Reduzidos a “seres sexuais”, ao pensar num cenário onde dois homens se relacionam, pelo contexto social, patriarcal e religioso, o amor que existe entre eles é reduzido ao sexo e a promiscuidade. Essa visão distorcida deixa de lado toda a profundidade emocional, a conexão afetiva e o compromisso que caracterizam qualquer relação amorosa. O amor entre homens, assim como em qualquer outra relação, envolve carinho, respeito e cumplicidade, mas o estigma imposto pela sociedade limita essa compreensão, associando a homossexualidade exclusivamente à sexualidade de forma vulgar, e não ao sentimento genuíno.

Esse estereótipo é alimentado por um discurso que põe os homens gays em um lugar onde viver relacionamentos plenos, com amor e intimidação, sem serem vistos como meros objetos de desejo é quase impossível.

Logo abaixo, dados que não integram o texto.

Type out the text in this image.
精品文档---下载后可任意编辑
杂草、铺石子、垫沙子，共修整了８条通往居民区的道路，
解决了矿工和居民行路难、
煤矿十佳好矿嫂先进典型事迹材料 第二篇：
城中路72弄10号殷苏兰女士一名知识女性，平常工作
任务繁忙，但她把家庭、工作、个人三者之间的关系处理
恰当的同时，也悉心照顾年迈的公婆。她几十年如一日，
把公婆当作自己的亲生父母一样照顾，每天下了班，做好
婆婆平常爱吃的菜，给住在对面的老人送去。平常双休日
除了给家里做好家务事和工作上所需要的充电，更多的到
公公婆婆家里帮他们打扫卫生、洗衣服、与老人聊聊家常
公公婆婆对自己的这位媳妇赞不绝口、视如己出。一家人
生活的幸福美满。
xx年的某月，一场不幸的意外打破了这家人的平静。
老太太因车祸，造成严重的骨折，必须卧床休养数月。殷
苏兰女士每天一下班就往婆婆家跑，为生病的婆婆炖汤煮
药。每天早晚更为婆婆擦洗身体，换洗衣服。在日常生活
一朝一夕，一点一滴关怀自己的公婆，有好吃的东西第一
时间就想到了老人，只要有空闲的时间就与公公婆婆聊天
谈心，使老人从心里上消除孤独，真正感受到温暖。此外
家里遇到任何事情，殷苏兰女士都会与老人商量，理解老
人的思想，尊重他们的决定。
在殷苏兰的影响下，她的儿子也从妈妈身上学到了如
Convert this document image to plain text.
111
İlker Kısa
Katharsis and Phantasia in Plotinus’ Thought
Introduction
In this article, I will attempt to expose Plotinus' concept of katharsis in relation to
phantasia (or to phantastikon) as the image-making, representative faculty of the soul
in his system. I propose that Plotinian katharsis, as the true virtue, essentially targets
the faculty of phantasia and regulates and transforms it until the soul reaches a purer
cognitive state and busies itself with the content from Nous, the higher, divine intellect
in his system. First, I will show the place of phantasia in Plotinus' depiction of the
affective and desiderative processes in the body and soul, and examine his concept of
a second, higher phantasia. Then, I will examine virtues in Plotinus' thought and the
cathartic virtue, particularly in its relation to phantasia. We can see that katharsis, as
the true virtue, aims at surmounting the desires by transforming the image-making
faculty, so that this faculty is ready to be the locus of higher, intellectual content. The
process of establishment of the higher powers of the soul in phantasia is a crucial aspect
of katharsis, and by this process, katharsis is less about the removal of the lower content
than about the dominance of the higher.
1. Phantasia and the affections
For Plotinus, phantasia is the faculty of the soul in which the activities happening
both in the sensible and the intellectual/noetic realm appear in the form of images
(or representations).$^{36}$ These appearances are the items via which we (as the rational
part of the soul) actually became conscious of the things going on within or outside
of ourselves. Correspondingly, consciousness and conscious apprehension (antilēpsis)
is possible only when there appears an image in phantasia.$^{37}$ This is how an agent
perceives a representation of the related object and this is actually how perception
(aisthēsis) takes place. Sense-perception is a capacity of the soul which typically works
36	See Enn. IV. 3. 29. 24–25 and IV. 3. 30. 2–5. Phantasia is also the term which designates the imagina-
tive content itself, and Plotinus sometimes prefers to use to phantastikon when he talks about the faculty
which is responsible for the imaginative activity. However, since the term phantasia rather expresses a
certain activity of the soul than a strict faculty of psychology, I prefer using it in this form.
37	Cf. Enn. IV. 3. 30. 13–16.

A exclusão de suas experiências afetivas e a objetificação contínua do seu amor reforçam uma ideologia que prejudica a igualdade e o respeito.

Em meio a tantas dificuldades e desafios, o amor entre homens segue sendo uma forma de quebrar barreiras, além de ser uma busca constante pela liberdade. Vivemos em um contexto em que o afeto entre pessoas do mesmo sexo é visto como algo menosprezado quando não marginalizado, e que reduz nossa humanidade a meros estereótipos.

No entanto, é justamente no enfrentamento dessa realidade que o amor gay se fortalece. Ele não se limita ao desejo ou ao prazer momentâneo, mas se constroi com base em uma conexão, afetiva e plena, capaz de enfrentar desafios e bater de frente com as normas enraizadas.
 Para amar de verdade, em um mundo que insiste em negar essa liberdade, é preciso mais do que coragem. Portanto, cada demonstração de afeto e cada gesto de amor, é uma pequena vitória sobre um sistema que tenta nos silenciar.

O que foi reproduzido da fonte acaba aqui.